Hervé Kempf : Les institutions de la Ve République seraient encore pertinentes si les mécanismes n’étaient pas biaisés, pervertis. Plutôt que de créer de nouveaux mécanismes institutionnels, il faudrait déjà appliquer ceux qui existent. Comme les commissions de déontologie, chargées de contrôler qu’une personne travaillant dans un cabinet ministériel ou à la tête d’une administration ne parte pas diriger une banque… Cependant, j’ai fini par me convaincre qu’il y a un tel désordre, une telle dislocation de notre société, qu’une Constituante pourrait manifester le renouveau nécessaire.
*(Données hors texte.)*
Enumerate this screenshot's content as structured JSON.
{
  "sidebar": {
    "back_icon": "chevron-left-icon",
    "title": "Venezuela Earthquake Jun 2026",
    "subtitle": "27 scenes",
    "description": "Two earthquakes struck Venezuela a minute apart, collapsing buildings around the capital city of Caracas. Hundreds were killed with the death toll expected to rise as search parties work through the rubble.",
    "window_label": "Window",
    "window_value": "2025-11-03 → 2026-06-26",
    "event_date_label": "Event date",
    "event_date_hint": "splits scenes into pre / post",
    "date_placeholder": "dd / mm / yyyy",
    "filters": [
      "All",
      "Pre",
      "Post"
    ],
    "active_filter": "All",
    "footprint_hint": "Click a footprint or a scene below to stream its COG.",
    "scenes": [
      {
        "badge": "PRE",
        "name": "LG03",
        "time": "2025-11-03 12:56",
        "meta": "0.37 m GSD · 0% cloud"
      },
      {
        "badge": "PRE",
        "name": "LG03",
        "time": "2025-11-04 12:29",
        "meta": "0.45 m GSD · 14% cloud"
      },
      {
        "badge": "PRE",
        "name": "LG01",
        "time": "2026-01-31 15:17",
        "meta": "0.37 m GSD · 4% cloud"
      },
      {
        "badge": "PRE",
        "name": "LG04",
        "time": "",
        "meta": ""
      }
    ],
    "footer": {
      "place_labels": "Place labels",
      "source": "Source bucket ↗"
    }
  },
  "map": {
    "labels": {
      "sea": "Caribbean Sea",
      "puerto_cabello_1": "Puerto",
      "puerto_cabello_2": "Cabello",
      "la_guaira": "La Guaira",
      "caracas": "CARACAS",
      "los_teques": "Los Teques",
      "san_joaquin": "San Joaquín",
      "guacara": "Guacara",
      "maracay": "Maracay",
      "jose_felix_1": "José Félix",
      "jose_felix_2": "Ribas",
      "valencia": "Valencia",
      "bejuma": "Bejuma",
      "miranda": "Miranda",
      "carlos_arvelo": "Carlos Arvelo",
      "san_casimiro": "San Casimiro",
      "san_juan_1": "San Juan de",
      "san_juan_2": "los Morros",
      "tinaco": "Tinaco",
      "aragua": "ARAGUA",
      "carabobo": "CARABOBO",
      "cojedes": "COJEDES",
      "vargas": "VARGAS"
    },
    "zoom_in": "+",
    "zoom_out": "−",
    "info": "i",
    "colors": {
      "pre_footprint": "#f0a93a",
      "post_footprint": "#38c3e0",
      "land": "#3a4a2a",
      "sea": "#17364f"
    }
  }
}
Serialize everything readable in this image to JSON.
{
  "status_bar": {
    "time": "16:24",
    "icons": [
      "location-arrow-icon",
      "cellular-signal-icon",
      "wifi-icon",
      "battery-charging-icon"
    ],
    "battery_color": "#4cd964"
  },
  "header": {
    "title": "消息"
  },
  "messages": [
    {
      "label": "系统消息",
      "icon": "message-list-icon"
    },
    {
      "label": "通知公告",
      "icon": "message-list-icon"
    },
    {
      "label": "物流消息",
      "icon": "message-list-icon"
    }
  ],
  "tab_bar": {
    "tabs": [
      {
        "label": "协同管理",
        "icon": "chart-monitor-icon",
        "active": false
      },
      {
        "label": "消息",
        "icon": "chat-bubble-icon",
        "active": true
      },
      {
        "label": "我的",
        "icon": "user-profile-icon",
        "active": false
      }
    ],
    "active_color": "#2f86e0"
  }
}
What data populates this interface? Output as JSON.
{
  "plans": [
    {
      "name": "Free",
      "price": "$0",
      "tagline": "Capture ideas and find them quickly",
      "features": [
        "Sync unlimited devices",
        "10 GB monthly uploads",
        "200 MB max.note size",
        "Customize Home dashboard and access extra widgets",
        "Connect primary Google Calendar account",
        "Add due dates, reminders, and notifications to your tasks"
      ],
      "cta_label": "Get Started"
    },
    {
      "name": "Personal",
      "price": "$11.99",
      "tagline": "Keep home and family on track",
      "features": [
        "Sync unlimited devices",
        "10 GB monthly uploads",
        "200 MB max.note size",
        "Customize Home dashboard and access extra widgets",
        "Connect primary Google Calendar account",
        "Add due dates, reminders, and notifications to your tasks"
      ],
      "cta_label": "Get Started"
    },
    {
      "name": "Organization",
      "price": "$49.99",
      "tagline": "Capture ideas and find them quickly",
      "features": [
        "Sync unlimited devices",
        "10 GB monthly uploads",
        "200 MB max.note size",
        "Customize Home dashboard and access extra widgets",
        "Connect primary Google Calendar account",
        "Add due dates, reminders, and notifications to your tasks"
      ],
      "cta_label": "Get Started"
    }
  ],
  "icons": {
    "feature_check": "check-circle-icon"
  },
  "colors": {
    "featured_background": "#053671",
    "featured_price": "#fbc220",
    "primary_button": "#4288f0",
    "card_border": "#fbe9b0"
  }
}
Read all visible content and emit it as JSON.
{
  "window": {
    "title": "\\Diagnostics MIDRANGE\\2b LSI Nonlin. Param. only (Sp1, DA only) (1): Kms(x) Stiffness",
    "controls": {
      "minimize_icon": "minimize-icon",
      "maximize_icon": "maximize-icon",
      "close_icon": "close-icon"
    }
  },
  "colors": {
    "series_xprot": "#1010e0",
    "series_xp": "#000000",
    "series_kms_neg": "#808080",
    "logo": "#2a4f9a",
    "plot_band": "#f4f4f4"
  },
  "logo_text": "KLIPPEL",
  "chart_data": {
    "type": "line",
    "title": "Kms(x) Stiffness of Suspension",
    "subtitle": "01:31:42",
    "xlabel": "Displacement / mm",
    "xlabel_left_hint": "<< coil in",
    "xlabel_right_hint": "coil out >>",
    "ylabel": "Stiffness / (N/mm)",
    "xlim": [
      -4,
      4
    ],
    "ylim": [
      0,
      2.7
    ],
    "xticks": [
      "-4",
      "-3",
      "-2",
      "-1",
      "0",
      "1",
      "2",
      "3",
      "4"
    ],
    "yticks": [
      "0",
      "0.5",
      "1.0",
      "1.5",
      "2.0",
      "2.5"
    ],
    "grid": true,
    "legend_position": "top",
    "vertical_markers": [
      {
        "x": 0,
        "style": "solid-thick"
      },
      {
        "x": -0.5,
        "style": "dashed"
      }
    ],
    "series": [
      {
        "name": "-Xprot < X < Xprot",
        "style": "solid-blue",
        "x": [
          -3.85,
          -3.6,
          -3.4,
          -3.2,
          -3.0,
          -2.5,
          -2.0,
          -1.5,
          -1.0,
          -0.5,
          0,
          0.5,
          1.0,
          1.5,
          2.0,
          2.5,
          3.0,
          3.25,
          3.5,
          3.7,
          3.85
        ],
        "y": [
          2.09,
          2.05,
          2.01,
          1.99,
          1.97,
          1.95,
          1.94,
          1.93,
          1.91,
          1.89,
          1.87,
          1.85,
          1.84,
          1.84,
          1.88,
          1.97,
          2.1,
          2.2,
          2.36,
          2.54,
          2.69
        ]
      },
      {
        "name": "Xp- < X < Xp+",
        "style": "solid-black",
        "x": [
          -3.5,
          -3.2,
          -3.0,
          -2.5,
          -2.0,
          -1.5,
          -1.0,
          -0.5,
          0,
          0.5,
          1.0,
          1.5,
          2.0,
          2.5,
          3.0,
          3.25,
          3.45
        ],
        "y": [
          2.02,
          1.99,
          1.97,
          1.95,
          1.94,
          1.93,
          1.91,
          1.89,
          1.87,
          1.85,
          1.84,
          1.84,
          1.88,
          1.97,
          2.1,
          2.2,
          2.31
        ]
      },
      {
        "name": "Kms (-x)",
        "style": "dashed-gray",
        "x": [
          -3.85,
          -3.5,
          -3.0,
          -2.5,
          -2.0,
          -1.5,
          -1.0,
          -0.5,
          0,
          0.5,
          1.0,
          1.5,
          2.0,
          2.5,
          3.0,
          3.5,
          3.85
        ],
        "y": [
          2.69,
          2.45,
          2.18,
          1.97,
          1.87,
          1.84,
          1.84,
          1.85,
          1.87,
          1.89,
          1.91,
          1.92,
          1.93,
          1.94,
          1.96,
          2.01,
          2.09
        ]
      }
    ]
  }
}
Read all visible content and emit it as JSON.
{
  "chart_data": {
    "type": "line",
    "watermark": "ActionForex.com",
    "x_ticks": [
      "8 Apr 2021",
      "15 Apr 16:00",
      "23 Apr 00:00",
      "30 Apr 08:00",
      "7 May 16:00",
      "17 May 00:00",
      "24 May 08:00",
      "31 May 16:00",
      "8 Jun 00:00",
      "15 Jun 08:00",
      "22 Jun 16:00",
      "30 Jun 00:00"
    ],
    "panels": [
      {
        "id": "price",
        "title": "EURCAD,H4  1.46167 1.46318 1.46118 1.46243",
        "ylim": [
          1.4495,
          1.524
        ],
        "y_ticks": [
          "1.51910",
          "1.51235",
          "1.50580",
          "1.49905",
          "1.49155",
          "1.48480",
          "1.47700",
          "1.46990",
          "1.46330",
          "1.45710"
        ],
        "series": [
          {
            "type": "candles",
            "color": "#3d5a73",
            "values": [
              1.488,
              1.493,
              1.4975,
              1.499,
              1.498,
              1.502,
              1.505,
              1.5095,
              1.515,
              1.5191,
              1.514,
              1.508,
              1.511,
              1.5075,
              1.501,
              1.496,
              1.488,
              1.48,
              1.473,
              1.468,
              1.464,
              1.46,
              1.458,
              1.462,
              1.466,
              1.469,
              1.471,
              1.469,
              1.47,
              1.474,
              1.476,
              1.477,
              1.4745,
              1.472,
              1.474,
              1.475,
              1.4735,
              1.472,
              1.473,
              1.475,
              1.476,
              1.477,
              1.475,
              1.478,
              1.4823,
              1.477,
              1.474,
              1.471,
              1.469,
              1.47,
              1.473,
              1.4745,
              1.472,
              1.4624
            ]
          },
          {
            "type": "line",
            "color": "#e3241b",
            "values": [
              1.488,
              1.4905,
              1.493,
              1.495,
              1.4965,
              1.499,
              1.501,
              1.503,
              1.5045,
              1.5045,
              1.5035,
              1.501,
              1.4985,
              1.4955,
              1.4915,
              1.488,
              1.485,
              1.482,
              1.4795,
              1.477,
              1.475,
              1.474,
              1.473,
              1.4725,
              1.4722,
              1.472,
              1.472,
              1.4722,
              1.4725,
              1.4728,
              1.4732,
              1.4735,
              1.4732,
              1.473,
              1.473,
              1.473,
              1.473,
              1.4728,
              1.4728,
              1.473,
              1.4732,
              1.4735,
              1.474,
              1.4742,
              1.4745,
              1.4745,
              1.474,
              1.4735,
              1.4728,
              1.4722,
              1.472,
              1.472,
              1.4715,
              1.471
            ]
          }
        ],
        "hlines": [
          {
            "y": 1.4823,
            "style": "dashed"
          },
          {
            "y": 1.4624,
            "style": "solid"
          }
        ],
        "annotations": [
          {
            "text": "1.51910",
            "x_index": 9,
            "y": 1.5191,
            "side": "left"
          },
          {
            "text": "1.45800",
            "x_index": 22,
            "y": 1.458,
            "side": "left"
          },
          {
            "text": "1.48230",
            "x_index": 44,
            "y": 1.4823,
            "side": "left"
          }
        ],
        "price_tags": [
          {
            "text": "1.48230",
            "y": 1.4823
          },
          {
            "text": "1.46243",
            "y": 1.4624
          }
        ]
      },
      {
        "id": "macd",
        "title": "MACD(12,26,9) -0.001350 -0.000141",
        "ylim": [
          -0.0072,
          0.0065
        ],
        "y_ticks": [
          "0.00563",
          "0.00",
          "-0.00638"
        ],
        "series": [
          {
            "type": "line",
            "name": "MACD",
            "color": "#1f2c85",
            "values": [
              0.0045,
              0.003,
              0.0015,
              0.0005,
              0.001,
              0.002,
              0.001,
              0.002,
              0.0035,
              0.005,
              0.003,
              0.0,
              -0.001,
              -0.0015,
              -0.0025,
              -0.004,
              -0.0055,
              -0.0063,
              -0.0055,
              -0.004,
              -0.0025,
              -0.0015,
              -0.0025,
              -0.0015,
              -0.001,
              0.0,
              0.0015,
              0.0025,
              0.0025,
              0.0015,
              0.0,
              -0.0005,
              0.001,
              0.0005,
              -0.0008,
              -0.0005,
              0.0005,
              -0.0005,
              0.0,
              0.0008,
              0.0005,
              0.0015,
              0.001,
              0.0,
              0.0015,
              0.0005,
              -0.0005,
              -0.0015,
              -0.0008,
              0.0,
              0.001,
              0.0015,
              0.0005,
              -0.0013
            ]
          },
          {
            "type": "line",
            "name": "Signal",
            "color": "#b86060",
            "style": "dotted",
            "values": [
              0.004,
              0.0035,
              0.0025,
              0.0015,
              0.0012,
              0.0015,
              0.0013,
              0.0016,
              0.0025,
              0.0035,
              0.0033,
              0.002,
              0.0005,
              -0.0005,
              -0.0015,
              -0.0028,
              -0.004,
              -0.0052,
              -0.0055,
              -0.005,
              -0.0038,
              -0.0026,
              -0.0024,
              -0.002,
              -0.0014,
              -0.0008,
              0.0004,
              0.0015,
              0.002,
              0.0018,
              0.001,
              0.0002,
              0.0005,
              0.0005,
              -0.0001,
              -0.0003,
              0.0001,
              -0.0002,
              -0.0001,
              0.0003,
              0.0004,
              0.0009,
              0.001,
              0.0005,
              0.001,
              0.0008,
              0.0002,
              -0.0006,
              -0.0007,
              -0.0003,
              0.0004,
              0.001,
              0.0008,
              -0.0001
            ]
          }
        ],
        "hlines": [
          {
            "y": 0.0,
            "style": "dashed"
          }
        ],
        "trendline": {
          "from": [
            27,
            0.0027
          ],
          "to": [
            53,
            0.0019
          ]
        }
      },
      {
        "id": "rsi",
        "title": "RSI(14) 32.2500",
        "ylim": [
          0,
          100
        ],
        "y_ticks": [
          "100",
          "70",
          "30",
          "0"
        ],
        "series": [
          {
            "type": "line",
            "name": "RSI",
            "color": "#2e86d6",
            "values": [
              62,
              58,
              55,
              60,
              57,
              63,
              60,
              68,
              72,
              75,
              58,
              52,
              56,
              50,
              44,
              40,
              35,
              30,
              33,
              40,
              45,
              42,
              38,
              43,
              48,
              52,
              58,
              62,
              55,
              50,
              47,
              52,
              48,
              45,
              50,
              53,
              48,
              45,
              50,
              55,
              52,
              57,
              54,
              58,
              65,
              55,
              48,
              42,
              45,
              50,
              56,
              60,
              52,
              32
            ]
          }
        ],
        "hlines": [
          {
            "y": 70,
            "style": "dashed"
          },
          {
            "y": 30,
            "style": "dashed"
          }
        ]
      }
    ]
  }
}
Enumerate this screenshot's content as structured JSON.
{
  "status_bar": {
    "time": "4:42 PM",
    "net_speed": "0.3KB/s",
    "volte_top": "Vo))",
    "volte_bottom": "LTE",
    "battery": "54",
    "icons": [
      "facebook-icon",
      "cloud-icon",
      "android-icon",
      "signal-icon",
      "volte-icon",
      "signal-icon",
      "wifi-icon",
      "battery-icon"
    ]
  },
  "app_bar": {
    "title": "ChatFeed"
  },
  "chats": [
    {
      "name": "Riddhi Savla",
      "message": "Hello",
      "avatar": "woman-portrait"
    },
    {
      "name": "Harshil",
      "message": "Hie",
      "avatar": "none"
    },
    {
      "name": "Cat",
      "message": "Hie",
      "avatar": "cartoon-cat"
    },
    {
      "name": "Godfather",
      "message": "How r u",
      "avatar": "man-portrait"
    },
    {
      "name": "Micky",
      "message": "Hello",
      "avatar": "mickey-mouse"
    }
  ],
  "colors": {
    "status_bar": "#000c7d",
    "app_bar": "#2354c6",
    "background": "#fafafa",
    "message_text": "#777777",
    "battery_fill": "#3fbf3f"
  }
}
Eva Joly : Le régime présidentiel à la française ne fonctionne pas. Il n’y pas de réel contre-pouvoir à celui du président, comme une procédure d’impeachment à l’exemple des Etats-Unis. L’article 20 de notre Constitution précise que c’est le gouvernement qui conduit la politique de la Nation… Ce serait bien de l’appliquer ! La personnalisation est trop forte. Les citoyens n’ont pas de prise sur le jeu démocratique. Je suis favorable à une VIe République.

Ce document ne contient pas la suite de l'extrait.